"All that I maintain is that the labor force ought to be investigated from the point of view of natural science; that is to say, it ought to be studied, its qualities ascertained..."
"But that's utter waste of time.
That force finds a certain form of activity of itself, according to the stage of its development.
There have been slaves first everywhere, then metayers; and we have the half-crop system, rent, and day laborers. What are you trying to find?"
Levin suddenly lost his temper at these words, because at the bottom of his heart he was afraid that it was true--true that he was trying to hold the balance even between communism and the familiar forms, and that this was hardly possible.
"I am trying to find means of working productively for myself and for the laborers.
I want to organize..." he answered hotly.
"You don't want to organize anything; it's simply just as you've been all your life, that you want to be original to pose as not exploiting the peasants simply, but with some idea in view."
"Oh, all right, that's what you think--and let me alone!" answered Levin, feeling the muscles of his left cheek twitching uncontrollably.
"You've never had, and never have, convictions; all you want is to please your vanity."
"Oh, very well; then let me alone!"
"And I will let you alone! and it's high time I did, and go to the devil with you! and I'm very sorry I ever came!"
In spite of all Levin's efforts to soothe his brother afterwards, Nikolay would listen to nothing he said, declaring that it was better to part, and Konstantin saw that it simply was that life was unbearable to him.
Nikolay was just getting ready to go, when Konstantin went in to him again and begged him, rather unnaturally, to forgive him if he had hurt his feelings in any way.
"Ah, generosity!" said Nikolay, and he smiled. "If you want to be right, I can give you that satisfaction.
You're in the right; but I'm going all the same."
It was only just at parting that Nikolay kissed him, and said, looking with sudden strangeness and seriousness at his brother:
"Anyway, don't remember evil against me, Kostya!" and his voice quivered.
These were the only words that had been spoken sincerely between them.
Levin knew that those words meant,
"You see, and you know, that I'm in a bad way, and maybe we shall not see each other again."
Levin knew this, and the tears gushed from his eyes.
He kissed his brother once more, but he could not speak, and knew not what to say.
Three days after his brother's departure, Levin too set off for his foreign tour.
Happening to meet Shtcherbatsky, Kitty's cousin, in the railway train, Levin greatly astonished him by his depression.
"What's the matter with you?" Shtcherbatsky asked him.
"Oh, nothing; there's not much happiness in life."

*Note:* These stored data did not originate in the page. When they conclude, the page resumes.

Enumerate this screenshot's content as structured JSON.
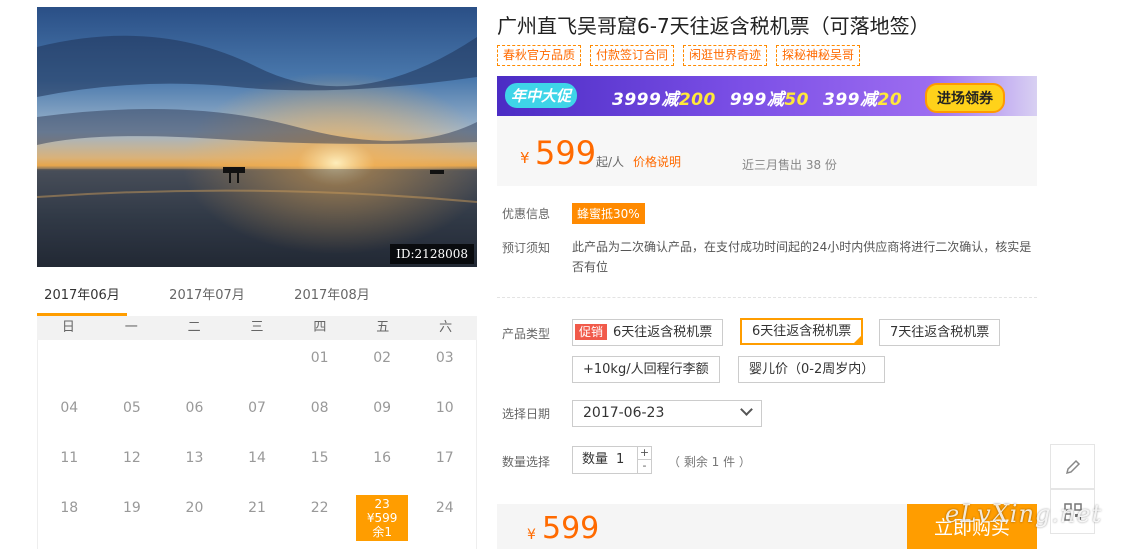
{
  "photo": {
    "id_label": "ID:2128008"
  },
  "calendar": {
    "months": [
      "2017年06月",
      "2017年07月",
      "2017年08月"
    ],
    "weekdays": [
      "日",
      "一",
      "二",
      "三",
      "四",
      "五",
      "六"
    ],
    "rows": [
      [
        "",
        "",
        "",
        "",
        "01",
        "02",
        "03"
      ],
      [
        "04",
        "05",
        "06",
        "07",
        "08",
        "09",
        "10"
      ],
      [
        "11",
        "12",
        "13",
        "14",
        "15",
        "16",
        "17"
      ],
      [
        "18",
        "19",
        "20",
        "21",
        "22",
        "23",
        "24"
      ]
    ],
    "highlight": {
      "day": "23",
      "price": "¥599",
      "remain": "余1"
    }
  },
  "product": {
    "title": "广州直飞吴哥窟6-7天往返含税机票（可落地签）",
    "tags": [
      "春秋官方品质",
      "付款签订合同",
      "闲逛世界奇迹",
      "探秘神秘吴哥"
    ],
    "banner": {
      "tag": "年中大促",
      "deals": [
        {
          "a": "3999减",
          "b": "200"
        },
        {
          "a": "999减",
          "b": "50"
        },
        {
          "a": "399减",
          "b": "20"
        }
      ],
      "button": "进场领券"
    },
    "price": {
      "currency": "¥",
      "value": "599",
      "unit": "起/人",
      "explain": "价格说明",
      "sold": "近三月售出 38 份"
    },
    "discount": {
      "label": "优惠信息",
      "badge": "蜂蜜抵30%"
    },
    "notice": {
      "label": "预订须知",
      "text": "此产品为二次确认产品，在支付成功时间起的24小时内供应商将进行二次确认，核实是否有位"
    },
    "type": {
      "label": "产品类型",
      "promo_tag": "促销",
      "options": [
        "6天往返含税机票",
        "6天往返含税机票",
        "7天往返含税机票",
        "+10kg/人回程行李额",
        "婴儿价（0-2周岁内）"
      ]
    },
    "date": {
      "label": "选择日期",
      "value": "2017-06-23"
    },
    "quantity": {
      "label": "数量选择",
      "prefix": "数量",
      "value": "1",
      "plus": "+",
      "minus": "-",
      "remain": "（ 剩余 1 件 ）"
    },
    "bottom": {
      "currency": "¥",
      "price": "599",
      "buy": "立即购买"
    }
  },
  "watermark": "eLvXing.net",
  "colors": {
    "accent": "#ff9d00",
    "price": "#ff6a00",
    "promo": "#f15a4a"
  }
}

"Not much? You come with me to Paris instead of to Mulhausen.
You shall see how to be happy."
"No, I've done with it all.
It's time I was dead."
"Well, that's a good one!" said Shtcherbatsky, laughing; "why, I'm only just getting ready to begin."

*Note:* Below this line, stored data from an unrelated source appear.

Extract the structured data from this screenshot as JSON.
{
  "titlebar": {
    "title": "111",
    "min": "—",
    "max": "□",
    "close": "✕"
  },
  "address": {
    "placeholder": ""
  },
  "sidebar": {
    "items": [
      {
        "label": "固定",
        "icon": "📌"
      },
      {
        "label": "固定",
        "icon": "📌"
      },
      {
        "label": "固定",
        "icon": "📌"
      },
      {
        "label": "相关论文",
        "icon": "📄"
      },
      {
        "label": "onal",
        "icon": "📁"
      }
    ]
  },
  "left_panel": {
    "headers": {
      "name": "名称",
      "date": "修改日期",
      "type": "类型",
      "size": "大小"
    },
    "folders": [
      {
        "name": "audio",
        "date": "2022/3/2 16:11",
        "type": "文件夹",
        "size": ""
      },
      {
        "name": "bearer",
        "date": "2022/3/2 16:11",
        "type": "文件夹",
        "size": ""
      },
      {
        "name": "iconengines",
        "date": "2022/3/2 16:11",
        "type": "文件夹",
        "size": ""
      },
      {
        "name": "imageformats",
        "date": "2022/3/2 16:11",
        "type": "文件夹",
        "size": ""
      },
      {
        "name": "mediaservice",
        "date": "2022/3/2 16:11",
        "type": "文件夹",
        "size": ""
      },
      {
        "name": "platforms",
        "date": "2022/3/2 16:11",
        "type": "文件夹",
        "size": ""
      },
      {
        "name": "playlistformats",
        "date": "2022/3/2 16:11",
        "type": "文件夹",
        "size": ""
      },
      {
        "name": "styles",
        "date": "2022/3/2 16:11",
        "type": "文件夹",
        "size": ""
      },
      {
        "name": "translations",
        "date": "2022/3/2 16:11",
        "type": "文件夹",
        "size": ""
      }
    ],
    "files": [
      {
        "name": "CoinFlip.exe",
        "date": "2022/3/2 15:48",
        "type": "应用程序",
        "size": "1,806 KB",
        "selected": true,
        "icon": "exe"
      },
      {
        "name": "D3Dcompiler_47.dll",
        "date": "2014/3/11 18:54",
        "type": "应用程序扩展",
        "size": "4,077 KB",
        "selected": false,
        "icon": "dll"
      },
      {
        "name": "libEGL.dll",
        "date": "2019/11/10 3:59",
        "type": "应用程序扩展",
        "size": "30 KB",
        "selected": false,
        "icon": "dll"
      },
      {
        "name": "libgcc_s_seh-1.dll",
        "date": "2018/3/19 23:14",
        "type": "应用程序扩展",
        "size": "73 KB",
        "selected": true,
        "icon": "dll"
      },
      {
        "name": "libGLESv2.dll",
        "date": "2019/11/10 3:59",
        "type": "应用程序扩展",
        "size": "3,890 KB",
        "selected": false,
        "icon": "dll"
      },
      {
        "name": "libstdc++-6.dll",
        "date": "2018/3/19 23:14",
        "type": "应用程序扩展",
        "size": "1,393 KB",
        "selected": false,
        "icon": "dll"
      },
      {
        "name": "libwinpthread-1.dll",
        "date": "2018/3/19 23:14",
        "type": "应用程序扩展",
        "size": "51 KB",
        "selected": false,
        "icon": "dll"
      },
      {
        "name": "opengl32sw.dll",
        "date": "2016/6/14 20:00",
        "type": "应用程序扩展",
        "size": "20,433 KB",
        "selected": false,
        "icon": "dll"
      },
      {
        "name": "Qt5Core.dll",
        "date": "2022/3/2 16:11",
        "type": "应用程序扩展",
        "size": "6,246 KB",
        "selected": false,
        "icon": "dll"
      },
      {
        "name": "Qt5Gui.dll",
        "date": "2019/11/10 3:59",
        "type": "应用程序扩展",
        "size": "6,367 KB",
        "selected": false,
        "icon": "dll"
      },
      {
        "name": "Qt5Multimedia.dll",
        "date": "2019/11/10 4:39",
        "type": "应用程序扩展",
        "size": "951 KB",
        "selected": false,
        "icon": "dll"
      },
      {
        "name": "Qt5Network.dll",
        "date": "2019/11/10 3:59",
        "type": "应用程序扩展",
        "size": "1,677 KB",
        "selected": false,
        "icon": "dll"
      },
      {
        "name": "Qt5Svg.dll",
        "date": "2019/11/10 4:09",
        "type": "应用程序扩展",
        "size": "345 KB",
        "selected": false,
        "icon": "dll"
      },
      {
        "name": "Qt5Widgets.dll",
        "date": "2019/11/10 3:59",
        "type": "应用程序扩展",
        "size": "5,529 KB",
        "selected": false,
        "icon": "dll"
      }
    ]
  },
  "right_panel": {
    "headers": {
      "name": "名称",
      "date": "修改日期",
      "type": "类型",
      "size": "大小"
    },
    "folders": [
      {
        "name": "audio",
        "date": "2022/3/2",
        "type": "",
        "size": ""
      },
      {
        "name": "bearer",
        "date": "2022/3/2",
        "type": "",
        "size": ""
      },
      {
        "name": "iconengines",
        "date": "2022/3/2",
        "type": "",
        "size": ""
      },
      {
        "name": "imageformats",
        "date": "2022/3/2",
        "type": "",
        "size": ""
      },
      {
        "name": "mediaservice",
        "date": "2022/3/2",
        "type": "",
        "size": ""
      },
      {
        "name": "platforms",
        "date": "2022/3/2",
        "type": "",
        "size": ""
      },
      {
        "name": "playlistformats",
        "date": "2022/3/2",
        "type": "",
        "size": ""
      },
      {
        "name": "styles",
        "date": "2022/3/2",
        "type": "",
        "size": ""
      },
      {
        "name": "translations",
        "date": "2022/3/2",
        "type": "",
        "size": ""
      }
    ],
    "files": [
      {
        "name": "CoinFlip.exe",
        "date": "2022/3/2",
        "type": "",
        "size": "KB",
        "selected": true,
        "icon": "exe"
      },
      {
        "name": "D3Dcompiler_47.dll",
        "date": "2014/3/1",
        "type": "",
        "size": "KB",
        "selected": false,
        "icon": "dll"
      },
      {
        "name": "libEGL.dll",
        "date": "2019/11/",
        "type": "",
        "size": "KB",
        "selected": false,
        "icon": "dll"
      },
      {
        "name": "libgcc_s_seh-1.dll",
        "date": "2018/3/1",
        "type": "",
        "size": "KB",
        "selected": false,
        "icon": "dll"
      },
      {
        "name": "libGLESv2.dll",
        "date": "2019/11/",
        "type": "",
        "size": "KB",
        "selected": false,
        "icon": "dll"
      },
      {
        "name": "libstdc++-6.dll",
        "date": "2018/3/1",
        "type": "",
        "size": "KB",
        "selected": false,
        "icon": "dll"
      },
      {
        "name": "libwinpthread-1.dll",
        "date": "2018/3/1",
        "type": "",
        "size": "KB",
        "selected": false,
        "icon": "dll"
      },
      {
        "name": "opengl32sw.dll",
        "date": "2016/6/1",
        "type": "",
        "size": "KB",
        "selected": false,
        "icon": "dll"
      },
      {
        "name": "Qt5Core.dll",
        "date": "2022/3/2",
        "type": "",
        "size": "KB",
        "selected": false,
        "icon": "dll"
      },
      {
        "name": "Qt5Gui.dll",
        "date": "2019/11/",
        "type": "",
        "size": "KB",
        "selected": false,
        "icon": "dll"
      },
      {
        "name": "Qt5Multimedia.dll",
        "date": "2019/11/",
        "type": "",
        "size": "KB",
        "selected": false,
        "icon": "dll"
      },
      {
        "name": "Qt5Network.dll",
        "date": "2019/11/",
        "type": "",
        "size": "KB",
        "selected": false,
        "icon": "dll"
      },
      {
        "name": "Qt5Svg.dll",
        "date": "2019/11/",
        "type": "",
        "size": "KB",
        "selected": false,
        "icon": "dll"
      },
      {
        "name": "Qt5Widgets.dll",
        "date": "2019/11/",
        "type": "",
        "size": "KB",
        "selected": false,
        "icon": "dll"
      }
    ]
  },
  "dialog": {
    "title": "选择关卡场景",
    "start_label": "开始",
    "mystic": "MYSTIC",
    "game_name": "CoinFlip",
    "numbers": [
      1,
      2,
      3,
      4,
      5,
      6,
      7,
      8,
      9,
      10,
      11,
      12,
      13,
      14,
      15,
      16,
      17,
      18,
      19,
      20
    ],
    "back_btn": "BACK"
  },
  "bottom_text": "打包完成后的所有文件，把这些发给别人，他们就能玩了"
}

"Yes, I thought the same not long ago, but now I know I shall soon be dead."
Levin said what he had genuinely been thinking of late.

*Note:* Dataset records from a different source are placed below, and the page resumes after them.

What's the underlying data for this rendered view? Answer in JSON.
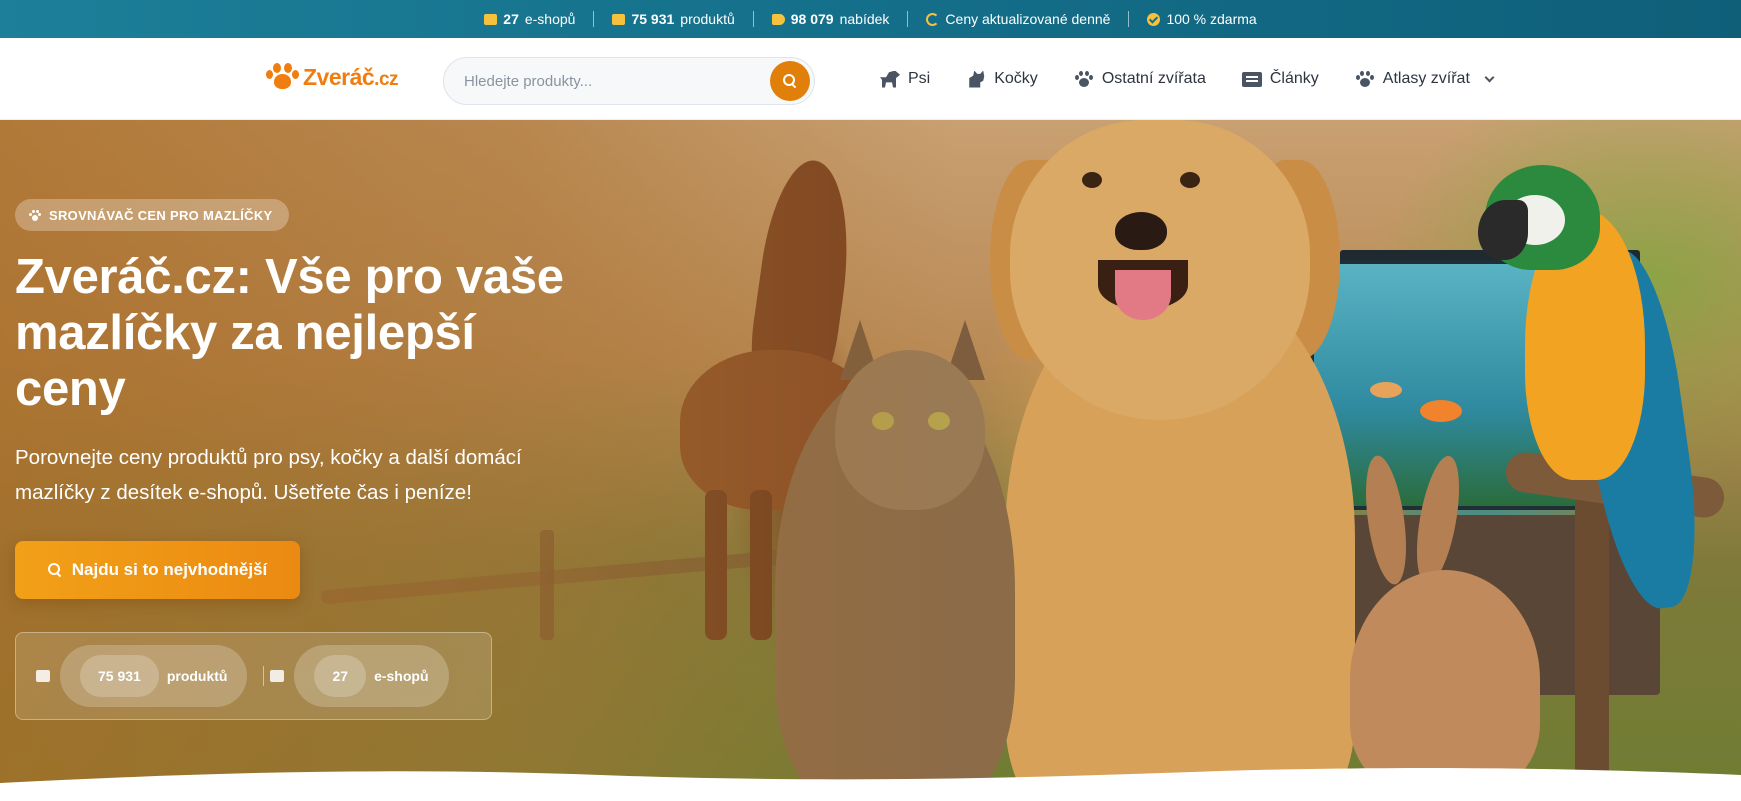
{
  "topbar": {
    "stats": [
      {
        "icon": "store-icon",
        "value": "27",
        "label": "e-shopů"
      },
      {
        "icon": "box-icon",
        "value": "75 931",
        "label": "produktů"
      },
      {
        "icon": "tag-icon",
        "value": "98 079",
        "label": "nabídek"
      },
      {
        "icon": "refresh-icon",
        "value": "",
        "label": "Ceny aktualizované denně"
      },
      {
        "icon": "check-circle-icon",
        "value": "",
        "label": "100 % zdarma"
      }
    ]
  },
  "header": {
    "logo_main": "Zveráč",
    "logo_tld": ".cz",
    "search_placeholder": "Hledejte produkty...",
    "nav": [
      {
        "label": "Psi",
        "icon": "dog-icon"
      },
      {
        "label": "Kočky",
        "icon": "cat-icon"
      },
      {
        "label": "Ostatní zvířata",
        "icon": "paw-icon"
      },
      {
        "label": "Články",
        "icon": "newspaper-icon"
      },
      {
        "label": "Atlasy zvířat",
        "icon": "paw-icon",
        "dropdown": true
      }
    ]
  },
  "hero": {
    "badge": "SROVNÁVAČ CEN PRO MAZLÍČKY",
    "headline": "Zveráč.cz: Vše pro vaše mazlíčky za nejlepší ceny",
    "subtext": "Porovnejte ceny produktů pro psy, kočky a další domácí mazlíčky z desítek e-shopů. Ušetřete čas i peníze!",
    "cta_label": "Najdu si to nejvhodnější",
    "stats": [
      {
        "value": "75 931",
        "label": "produktů",
        "icon": "box-icon"
      },
      {
        "value": "27",
        "label": "e-shopů",
        "icon": "store-icon"
      }
    ]
  },
  "colors": {
    "accent": "#ef7d10",
    "topbar": "#146f8a",
    "icon_yellow": "#f6c23e",
    "nav_text": "#2d3540"
  }
}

He saw nothing but death or the advance towards death in everything.
But his cherished scheme only engrossed him the more.
Life had to be got through somehow till death did come.
Darkness had fallen upon everything for him; but just because of this darkness he felt that the one guiding clue in the darkness was his work, and he clutched it and clung to it with all his strength.
PART 4
Chapter 1
The Karenins, husband and wife, continued living in the same house, met every day, but were complete strangers to one another.
Alexey Alexandrovitch made it a rule to see his wife every day, so that the servants might have no grounds for suppositions, but avoided dining at home.
Vronsky was never at Alexey Alexandrovitch's house, but Anna saw him away from home, and her husband was aware of it.
The position was one of misery for all three; and not one of them would have been equal to enduring this position for a single day, if it had not been for the expectation that it would change, that it was merely a temporary painful ordeal which would pass over.
Alexey Alexandrovitch hoped that this passion would pass, as everything does pass, that everyone would forget about it, and his name would remain unsullied.
Anna, on whom the position depended, and for whom it was more miserable than for anyone, endured it because she not merely hoped, but firmly believed, that it would all very soon be settled and come right.
She had not the least idea what would settle the position, but she firmly believed that something would very soon turn up now.
Vronsky, against his own will or wishes, followed her lead, hoped too that something, apart from his own action, would be sure to solve all difficulties.
In the middle of the winter Vronsky spent a very tiresome week.
A foreign prince, who had come on a visit to Petersburg, was put under his charge, and he had to show him the sights worth seeing.